Steven Andiloro Smartphone Security

Smartphones are everywhere these days. Almost every man, woman and child has a smartphone in their pocket at all times. We have come to rely heavily on these tiny devices as our calculators, sources of entertainment and our connections to the outside world. And as these devices become so much more personal, they also become prime targets for thieves and hackers. Those malicious muggers have come up with some incredibly clever ways to hack our most personal information by figuring out our four -digit passcodes and alphanumeric passwords. However, smartphone manufacturers like Apple and Samsung have come up with a way around this: fingerprint scanners. And for several years, these fingerprint scanners have helped keep our devices safe, but now, it seems as if we are moving towards a new trend in smartphone security: facial recognition.


I recently wrote a blog on how fingerprint scanners are not actually as safe as we believe. It seems as though smartphone manufacturers are taking this to heart and coming up with innovative new ways to scan our faces as the next level of security. The most recent phone to incorporate facial scanning technology is the Samsung Galaxy S8 and S8+. The technology is as straightforward as it sounds. You simply hold the phone up to your face and the phone’s camera reads your facial patterns and unlocks your phone. Unfortunately, the S8 and S8+ have been reported to have been fooled by a photo of its user’s face, which raises some concern for the legitimacy of the feature.
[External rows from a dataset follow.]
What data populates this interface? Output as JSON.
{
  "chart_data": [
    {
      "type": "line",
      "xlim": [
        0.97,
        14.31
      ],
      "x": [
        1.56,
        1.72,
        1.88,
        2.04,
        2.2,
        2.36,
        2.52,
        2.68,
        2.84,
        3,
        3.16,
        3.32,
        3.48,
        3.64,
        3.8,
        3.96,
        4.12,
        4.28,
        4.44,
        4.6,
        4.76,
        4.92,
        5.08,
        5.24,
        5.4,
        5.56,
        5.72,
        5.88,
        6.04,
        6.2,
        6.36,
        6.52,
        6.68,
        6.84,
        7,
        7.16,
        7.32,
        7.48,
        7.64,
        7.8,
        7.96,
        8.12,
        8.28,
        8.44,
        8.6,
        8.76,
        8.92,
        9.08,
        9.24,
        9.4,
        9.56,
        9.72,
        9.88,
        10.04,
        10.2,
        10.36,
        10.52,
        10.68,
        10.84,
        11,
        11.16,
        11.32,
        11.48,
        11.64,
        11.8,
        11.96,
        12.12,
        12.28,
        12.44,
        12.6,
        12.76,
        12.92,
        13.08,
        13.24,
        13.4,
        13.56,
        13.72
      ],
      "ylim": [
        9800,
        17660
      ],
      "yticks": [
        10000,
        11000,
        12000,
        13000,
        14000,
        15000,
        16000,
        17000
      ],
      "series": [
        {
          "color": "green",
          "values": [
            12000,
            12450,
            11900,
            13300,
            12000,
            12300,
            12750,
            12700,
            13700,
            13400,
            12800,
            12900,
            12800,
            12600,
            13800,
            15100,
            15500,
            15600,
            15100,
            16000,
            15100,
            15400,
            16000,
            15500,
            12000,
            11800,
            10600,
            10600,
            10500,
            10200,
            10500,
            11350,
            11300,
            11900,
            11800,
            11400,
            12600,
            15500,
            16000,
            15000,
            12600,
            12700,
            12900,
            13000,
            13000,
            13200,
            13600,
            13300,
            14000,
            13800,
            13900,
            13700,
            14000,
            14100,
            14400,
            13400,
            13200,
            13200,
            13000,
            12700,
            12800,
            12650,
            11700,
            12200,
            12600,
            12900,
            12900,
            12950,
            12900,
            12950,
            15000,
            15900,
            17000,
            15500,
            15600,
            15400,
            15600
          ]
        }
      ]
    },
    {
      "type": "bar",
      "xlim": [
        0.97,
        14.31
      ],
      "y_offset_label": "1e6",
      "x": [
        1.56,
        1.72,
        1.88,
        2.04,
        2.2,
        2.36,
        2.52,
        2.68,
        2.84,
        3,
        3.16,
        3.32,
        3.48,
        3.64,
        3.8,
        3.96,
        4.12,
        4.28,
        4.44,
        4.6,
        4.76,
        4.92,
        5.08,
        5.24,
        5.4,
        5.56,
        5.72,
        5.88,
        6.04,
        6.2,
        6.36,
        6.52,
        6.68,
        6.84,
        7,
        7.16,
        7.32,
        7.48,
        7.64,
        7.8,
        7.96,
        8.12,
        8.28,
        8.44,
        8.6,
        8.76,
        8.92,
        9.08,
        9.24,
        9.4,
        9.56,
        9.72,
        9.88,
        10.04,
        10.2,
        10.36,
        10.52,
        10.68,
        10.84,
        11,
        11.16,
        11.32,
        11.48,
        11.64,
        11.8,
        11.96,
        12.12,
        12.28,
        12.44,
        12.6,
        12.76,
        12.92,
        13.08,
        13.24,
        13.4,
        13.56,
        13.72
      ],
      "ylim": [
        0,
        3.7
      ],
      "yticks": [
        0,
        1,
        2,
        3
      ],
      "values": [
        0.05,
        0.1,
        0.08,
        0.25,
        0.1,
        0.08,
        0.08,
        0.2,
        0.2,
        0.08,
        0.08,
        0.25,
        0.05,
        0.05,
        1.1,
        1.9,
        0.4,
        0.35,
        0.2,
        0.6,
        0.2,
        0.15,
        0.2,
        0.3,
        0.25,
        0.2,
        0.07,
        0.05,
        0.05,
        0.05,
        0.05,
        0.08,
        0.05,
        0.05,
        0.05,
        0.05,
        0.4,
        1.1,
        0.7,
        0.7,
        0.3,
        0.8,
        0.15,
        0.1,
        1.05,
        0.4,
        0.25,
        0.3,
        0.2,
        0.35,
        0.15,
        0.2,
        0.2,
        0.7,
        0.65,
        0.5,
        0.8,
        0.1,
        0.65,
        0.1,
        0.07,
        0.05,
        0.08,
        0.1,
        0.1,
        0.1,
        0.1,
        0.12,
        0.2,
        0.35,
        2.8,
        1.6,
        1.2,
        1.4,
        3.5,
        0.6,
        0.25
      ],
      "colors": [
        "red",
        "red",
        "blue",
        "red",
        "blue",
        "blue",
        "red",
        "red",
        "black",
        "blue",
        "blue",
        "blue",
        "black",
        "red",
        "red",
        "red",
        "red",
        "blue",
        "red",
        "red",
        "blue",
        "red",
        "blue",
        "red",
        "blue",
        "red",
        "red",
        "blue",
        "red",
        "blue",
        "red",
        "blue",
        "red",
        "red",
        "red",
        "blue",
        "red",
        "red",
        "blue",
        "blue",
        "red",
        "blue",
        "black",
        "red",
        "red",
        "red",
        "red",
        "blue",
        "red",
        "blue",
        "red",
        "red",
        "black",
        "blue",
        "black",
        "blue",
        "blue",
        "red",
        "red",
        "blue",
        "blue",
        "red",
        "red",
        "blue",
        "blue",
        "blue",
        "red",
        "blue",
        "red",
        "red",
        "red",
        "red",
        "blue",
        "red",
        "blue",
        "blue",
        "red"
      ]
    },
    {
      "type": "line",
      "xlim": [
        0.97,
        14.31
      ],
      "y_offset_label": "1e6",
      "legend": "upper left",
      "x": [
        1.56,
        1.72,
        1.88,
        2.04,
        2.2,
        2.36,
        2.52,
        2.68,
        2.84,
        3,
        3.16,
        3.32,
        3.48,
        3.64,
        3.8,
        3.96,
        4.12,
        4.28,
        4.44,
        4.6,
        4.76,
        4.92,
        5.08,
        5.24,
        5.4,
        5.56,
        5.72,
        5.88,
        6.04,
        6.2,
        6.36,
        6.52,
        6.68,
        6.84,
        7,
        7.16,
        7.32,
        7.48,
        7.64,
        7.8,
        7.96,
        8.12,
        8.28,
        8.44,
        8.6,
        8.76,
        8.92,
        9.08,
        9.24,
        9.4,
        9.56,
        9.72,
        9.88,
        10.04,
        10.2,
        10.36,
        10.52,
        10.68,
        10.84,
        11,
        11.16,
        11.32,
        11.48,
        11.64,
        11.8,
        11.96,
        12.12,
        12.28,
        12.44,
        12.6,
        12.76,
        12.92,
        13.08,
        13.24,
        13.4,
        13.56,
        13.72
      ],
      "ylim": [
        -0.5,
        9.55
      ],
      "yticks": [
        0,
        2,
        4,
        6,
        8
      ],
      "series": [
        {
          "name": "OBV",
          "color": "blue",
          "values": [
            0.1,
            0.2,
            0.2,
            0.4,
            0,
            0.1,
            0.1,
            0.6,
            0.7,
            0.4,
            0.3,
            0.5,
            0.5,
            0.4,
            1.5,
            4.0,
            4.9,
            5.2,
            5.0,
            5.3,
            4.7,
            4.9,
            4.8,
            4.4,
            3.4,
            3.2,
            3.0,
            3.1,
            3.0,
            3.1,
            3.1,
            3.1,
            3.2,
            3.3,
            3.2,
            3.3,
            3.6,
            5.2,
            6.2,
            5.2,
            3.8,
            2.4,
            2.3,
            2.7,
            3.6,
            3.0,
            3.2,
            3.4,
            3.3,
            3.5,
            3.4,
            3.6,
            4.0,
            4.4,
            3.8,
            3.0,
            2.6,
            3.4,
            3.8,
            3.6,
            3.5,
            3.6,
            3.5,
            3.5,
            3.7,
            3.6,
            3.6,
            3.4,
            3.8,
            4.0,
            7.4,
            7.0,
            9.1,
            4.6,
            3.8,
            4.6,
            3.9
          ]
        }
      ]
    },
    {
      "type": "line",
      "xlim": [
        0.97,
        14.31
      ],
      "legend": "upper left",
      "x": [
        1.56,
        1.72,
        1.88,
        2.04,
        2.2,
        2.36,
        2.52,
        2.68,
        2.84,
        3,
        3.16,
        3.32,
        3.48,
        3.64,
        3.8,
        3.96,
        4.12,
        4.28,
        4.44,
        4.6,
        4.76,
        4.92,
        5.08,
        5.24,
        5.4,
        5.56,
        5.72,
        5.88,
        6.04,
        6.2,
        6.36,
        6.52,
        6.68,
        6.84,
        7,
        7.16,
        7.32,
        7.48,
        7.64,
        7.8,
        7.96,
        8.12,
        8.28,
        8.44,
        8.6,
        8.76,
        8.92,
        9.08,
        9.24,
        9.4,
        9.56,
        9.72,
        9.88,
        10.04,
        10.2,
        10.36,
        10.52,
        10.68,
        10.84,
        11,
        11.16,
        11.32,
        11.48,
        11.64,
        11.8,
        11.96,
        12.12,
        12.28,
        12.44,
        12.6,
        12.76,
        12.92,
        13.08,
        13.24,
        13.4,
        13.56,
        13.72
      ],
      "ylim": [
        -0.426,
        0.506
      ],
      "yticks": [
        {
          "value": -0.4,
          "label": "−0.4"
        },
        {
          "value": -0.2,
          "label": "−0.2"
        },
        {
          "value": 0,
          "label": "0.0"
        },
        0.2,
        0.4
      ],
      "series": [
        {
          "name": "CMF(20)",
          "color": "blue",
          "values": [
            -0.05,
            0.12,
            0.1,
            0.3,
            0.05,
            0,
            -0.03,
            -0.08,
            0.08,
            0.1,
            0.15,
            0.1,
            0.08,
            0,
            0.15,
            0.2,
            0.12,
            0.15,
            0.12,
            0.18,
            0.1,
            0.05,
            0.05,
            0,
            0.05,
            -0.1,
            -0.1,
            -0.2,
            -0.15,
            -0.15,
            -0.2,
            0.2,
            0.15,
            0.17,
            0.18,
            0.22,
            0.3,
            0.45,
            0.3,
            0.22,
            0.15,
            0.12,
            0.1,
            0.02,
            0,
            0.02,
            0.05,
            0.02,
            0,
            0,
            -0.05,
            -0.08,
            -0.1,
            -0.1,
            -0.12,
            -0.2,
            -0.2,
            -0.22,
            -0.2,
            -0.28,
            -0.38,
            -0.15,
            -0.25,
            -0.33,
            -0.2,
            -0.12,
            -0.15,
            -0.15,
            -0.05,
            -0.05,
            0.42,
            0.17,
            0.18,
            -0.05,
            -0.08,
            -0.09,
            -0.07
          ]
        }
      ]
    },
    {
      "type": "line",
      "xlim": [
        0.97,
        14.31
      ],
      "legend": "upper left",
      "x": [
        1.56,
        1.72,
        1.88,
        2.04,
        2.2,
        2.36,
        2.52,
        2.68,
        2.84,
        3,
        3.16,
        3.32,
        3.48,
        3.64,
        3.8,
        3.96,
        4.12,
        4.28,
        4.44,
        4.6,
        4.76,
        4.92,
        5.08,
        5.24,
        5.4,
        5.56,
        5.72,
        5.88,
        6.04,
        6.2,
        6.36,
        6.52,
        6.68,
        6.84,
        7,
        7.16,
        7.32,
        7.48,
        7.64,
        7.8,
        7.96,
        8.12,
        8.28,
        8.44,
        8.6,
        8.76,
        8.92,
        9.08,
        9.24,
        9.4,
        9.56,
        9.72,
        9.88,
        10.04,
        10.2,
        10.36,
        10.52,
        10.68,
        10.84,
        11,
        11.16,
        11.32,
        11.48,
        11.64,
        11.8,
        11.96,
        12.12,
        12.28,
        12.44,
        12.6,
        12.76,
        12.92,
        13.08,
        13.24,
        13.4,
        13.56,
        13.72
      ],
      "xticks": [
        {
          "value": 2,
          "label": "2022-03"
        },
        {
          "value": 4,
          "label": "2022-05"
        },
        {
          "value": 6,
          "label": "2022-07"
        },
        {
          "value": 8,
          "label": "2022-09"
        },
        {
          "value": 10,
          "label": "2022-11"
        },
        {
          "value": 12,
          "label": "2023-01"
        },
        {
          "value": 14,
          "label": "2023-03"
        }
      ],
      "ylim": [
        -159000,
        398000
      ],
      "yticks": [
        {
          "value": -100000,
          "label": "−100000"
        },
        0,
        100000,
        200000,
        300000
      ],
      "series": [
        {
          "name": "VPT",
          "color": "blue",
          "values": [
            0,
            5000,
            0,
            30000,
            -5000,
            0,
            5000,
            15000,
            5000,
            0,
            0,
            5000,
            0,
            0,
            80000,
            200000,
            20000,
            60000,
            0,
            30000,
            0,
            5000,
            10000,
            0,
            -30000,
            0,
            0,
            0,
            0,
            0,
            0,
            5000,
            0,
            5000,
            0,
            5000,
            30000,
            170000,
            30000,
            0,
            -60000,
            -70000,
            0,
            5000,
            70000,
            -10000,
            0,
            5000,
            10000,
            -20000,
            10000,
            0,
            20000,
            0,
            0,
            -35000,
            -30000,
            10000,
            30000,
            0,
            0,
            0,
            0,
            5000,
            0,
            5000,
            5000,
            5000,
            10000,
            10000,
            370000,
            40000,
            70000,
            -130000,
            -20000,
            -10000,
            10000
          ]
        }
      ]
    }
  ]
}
Even with this minor setback, that hasn’t stopped other smartphone manufacturers to work on implementing the same feature on their devices. For example, the highly-anticipated iPhone 8 is rumored to feature facial recognition technology as a means of securing the device. Rumors suggest that, in order to avoid a similar Galaxy S8/S8+ flaw, Apple is investing in 3D facial recognition that will be able to determine the depth of a face, as well as its two-dimensional characteristics.

What are your thoughts on this? Do you believe that technology companies should be focused on using facial recognition? Do you think fingerprint scanners are better? Before you answer, remember that fingerprint scanners were met with similar skepticism when they first hit the market. And once Apple had used it on the iPhone 5S, the technology had been given a certain amount of legitimacy. Could the same be happening for facial recognition? Only time will tell.